Was ist die Grundlage von alledem? Als allererstes einigen wir uns darauf, dass uns eine Sache wichtig ist: dass es uns allen gut geht – wirklich allen. 

Dann versammeln wir uns, kommen zusammen, hören uns zu, sprechen aus, was wir brauchen, damit es uns gut geht, damit es uns allen gut geht. 

Im Projekt Menschlichkeit, in den gemeinsamen Abendessen von Jetzt reden wir! habe ich erfahren, wie kraftvoll das ist: Menschen, die sich in die Augen gucken, und sich gegenseitig das wertvollste der Welt schenken: ihre ungeteilte Aufmerksamkeit.

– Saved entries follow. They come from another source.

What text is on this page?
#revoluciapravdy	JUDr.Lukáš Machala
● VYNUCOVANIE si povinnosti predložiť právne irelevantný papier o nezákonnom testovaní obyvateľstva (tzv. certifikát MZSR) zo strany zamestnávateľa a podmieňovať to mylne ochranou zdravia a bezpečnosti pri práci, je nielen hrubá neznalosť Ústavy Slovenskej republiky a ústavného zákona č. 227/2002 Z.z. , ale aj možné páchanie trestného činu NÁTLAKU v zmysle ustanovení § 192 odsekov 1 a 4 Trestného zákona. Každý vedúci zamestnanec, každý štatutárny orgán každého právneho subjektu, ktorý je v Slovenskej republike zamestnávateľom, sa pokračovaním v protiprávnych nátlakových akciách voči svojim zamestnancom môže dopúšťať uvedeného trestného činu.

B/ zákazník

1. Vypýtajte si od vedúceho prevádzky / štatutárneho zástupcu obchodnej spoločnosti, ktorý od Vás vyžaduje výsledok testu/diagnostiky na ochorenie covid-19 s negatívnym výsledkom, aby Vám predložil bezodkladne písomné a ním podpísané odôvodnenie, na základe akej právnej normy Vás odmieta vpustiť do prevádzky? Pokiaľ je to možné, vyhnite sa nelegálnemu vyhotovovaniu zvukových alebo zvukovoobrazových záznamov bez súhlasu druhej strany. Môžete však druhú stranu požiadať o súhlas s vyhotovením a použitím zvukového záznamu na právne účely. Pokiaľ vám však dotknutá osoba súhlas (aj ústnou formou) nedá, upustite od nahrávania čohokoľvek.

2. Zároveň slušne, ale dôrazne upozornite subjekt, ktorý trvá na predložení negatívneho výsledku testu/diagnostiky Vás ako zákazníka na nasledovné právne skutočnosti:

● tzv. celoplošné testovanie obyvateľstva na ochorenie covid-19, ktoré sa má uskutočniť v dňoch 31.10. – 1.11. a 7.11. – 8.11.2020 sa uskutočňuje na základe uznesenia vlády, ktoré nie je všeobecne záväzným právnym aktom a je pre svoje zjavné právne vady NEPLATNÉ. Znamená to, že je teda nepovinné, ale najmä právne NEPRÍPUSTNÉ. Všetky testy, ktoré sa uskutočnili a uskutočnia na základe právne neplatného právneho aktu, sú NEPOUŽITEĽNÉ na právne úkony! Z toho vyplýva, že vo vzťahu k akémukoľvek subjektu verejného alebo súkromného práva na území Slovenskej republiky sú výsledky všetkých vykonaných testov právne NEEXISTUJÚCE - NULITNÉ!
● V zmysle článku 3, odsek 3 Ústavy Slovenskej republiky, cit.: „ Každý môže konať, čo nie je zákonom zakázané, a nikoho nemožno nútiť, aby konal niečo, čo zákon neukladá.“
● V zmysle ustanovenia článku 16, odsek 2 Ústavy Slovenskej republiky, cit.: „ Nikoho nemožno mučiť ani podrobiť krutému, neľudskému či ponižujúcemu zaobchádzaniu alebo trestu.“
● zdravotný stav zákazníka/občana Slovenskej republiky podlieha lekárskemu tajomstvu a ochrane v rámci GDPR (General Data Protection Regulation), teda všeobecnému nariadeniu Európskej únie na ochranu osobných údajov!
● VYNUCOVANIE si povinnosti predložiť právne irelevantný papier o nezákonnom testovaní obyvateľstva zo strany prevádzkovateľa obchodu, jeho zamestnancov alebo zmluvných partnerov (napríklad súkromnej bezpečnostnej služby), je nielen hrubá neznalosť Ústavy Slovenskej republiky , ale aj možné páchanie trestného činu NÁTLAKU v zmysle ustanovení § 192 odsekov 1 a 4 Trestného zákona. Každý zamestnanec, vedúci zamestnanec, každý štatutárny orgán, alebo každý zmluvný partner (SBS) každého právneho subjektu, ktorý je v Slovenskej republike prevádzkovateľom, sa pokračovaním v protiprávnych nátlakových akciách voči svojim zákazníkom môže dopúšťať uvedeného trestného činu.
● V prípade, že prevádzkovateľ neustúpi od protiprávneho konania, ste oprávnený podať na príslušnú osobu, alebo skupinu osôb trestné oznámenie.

Man kann niemanden hassen, den man versteht, und Verstehen wächst mit Zuhören, und aus Verständnis wächst Liebe, und das ist unsere stärkste Kraft. 

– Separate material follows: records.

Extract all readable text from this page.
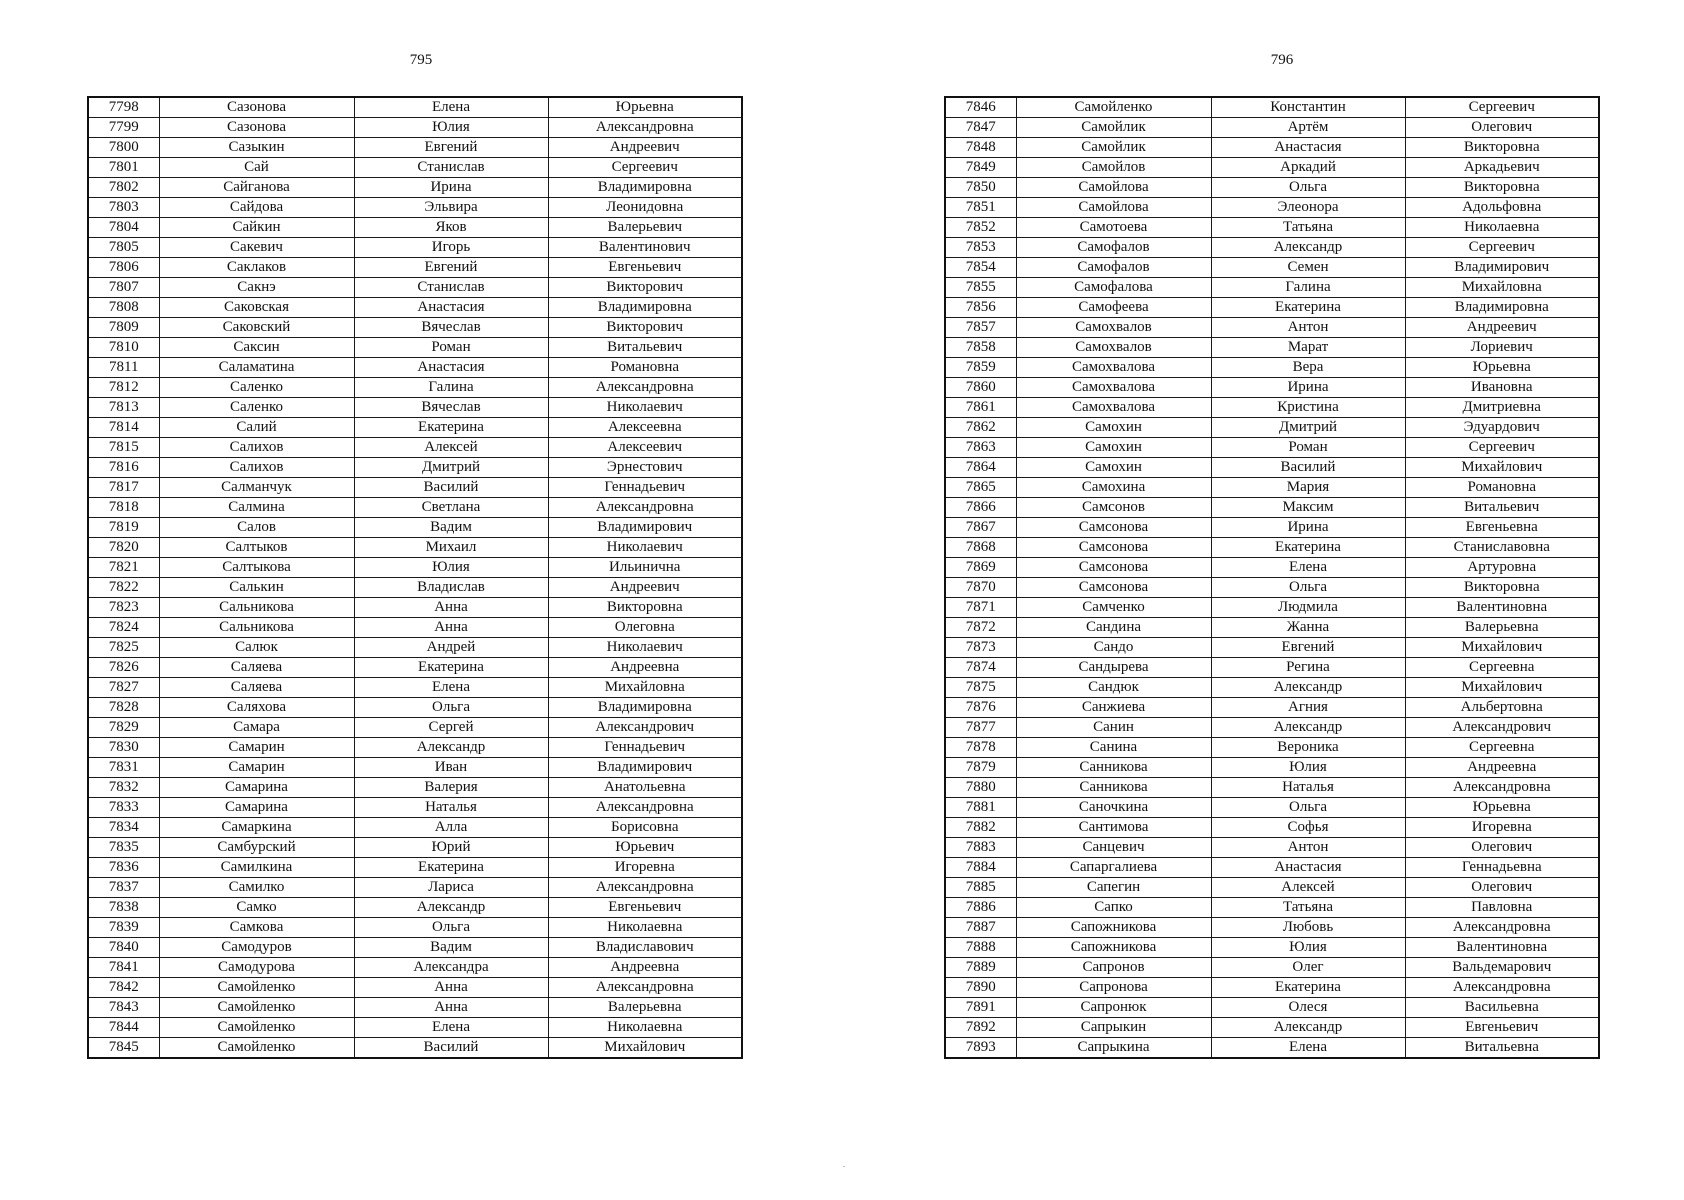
795	796
7798	Сазонова	Елена	Юрьевна
7799	Сазонова	Юлия	Александровна
7800	Сазыкин	Евгений	Андреевич
7801	Сай	Станислав	Сергеевич
7802	Сайганова	Ирина	Владимировна
7803	Сайдова	Эльвира	Леонидовна
7804	Сайкин	Яков	Валерьевич
7805	Сакевич	Игорь	Валентинович
7806	Саклаков	Евгений	Евгеньевич
7807	Сакнэ	Станислав	Викторович
7808	Саковская	Анастасия	Владимировна
7809	Саковский	Вячеслав	Викторович
7810	Саксин	Роман	Витальевич
7811	Саламатина	Анастасия	Романовна
7812	Саленко	Галина	Александровна
7813	Саленко	Вячеслав	Николаевич
7814	Салий	Екатерина	Алексеевна
7815	Салихов	Алексей	Алексеевич
7816	Салихов	Дмитрий	Эрнестович
7817	Салманчук	Василий	Геннадьевич
7818	Салмина	Светлана	Александровна
7819	Салов	Вадим	Владимирович
7820	Салтыков	Михаил	Николаевич
7821	Салтыкова	Юлия	Ильинична
7822	Салькин	Владислав	Андреевич
7823	Сальникова	Анна	Викторовна
7824	Сальникова	Анна	Олеговна
7825	Салюк	Андрей	Николаевич
7826	Саляева	Екатерина	Андреевна
7827	Саляева	Елена	Михайловна
7828	Саляхова	Ольга	Владимировна
7829	Самара	Сергей	Александрович
7830	Самарин	Александр	Геннадьевич
7831	Самарин	Иван	Владимирович
7832	Самарина	Валерия	Анатольевна
7833	Самарина	Наталья	Александровна
7834	Самаркина	Алла	Борисовна
7835	Самбурский	Юрий	Юрьевич
7836	Самилкина	Екатерина	Игоревна
7837	Самилко	Лариса	Александровна
7838	Самко	Александр	Евгеньевич
7839	Самкова	Ольга	Николаевна
7840	Самодуров	Вадим	Владиславович
7841	Самодурова	Александра	Андреевна
7842	Самойленко	Анна	Александровна
7843	Самойленко	Анна	Валерьевна
7844	Самойленко	Елена	Николаевна
7845	Самойленко	Василий	Михайлович
7846	Самойленко	Константин	Сергеевич
7847	Самойлик	Артём	Олегович
7848	Самойлик	Анастасия	Викторовна
7849	Самойлов	Аркадий	Аркадьевич
7850	Самойлова	Ольга	Викторовна
7851	Самойлова	Элеонора	Адольфовна
7852	Самотоева	Татьяна	Николаевна
7853	Самофалов	Александр	Сергеевич
7854	Самофалов	Семен	Владимирович
7855	Самофалова	Галина	Михайловна
7856	Самофеева	Екатерина	Владимировна
7857	Самохвалов	Антон	Андреевич
7858	Самохвалов	Марат	Лориевич
7859	Самохвалова	Вера	Юрьевна
7860	Самохвалова	Ирина	Ивановна
7861	Самохвалова	Кристина	Дмитриевна
7862	Самохин	Дмитрий	Эдуардович
7863	Самохин	Роман	Сергеевич
7864	Самохин	Василий	Михайлович
7865	Самохина	Мария	Романовна
7866	Самсонов	Максим	Витальевич
7867	Самсонова	Ирина	Евгеньевна
7868	Самсонова	Екатерина	Станиславовна
7869	Самсонова	Елена	Артуровна
7870	Самсонова	Ольга	Викторовна
7871	Самченко	Людмила	Валентиновна
7872	Сандина	Жанна	Валерьевна
7873	Сандо	Евгений	Михайлович
7874	Сандырева	Регина	Сергеевна
7875	Сандюк	Александр	Михайлович
7876	Санжиева	Агния	Альбертовна
7877	Санин	Александр	Александрович
7878	Санина	Вероника	Сергеевна
7879	Санникова	Юлия	Андреевна
7880	Санникова	Наталья	Александровна
7881	Саночкина	Ольга	Юрьевна
7882	Сантимова	Софья	Игоревна
7883	Санцевич	Антон	Олегович
7884	Сапаргалиева	Анастасия	Геннадьевна
7885	Сапегин	Алексей	Олегович
7886	Сапко	Татьяна	Павловна
7887	Сапожникова	Любовь	Александровна
7888	Сапожникова	Юлия	Валентиновна
7889	Сапронов	Олег	Вальдемарович
7890	Сапронова	Екатерина	Александровна
7891	Сапронюк	Олеся	Васильевна
7892	Сапрыкин	Александр	Евгеньевич
7893	Сапрыкина	Елена	Витальевна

All die Politiker:innen von CDU, SPD, Grünen sind mal mit Idealen gestartet, doch in diesem System repräsentativer Demokratie, wo es nach oben hin immer weniger Raum gibt, steht jede:r irgendwann vor der Wahl: das tun, woran man glaubt, oder das tun, was die eigene Macht erhält. 

Die AfD hingegen ist ehrlich in dem, was sie tut: Sie glaubt an die Macht des Stärkeren, lebt den Kampf aller gegen alle, deshalb schürt sie die Angst und den Hass, der sie stark macht. 

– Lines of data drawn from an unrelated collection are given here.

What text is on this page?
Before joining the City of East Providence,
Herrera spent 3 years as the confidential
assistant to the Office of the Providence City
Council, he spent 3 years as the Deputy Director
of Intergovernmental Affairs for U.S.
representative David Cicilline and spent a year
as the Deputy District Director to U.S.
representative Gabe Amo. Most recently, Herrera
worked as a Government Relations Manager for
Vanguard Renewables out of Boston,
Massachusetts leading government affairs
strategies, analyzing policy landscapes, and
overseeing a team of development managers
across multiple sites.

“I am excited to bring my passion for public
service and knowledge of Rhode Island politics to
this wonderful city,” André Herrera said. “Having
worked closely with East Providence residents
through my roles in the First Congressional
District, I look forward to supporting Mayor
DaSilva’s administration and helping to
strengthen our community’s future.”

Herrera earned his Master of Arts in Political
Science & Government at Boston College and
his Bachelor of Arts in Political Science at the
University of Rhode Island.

Unsere Liebe ist es, was dem trotzt, was uns wachsen lässt, was uns schön macht. Nicht die sentimentale Form, nicht die Schwärmerei, sondern, so, wie bell hooks die Liebe versteht: als Tätigkeit. 

Ich liebe dich und deswegen sorge ich mich um dein Wohlergehen. Dich und mich und alle verbindet ein Band, wir alle sind auf einander angewiesen, und je besser es euch geht, desto besser geht es mir, und deshalb ist eure Freude meine Freude. 

Wenn ich mich darauf konzentriere, das Licht in dir zu sehen, leuchtet mein Licht auch heller. Wenn ich deine Stärken feiere, werde ich auch stärker. Wenn ich deine Ängste und deine Trauer teile, werden meine Ängste und meine Trauer kleiner. Wir wachsen zusammen. Wir sorgen dafür, dass es uns allen gut geht.

Wirklich allen. 

Dieser Idee – das habe ich mir selbst und allen vor einigen Tagen versprochen – will ich 2025 dienen.

Gemeinsam können wir etwas aufbauen, das das System herausfordert. Etwas, dass die neue Welt schon lebt. Im Augenblick der nächsten Krise müssen wir stark genug sein für die demokratische Revolution - die Revolution die wir brauchen

Für diese Vision will ich eintreten. Alleine geht das nicht. Aber gemeinsam haben wir da eine Chance.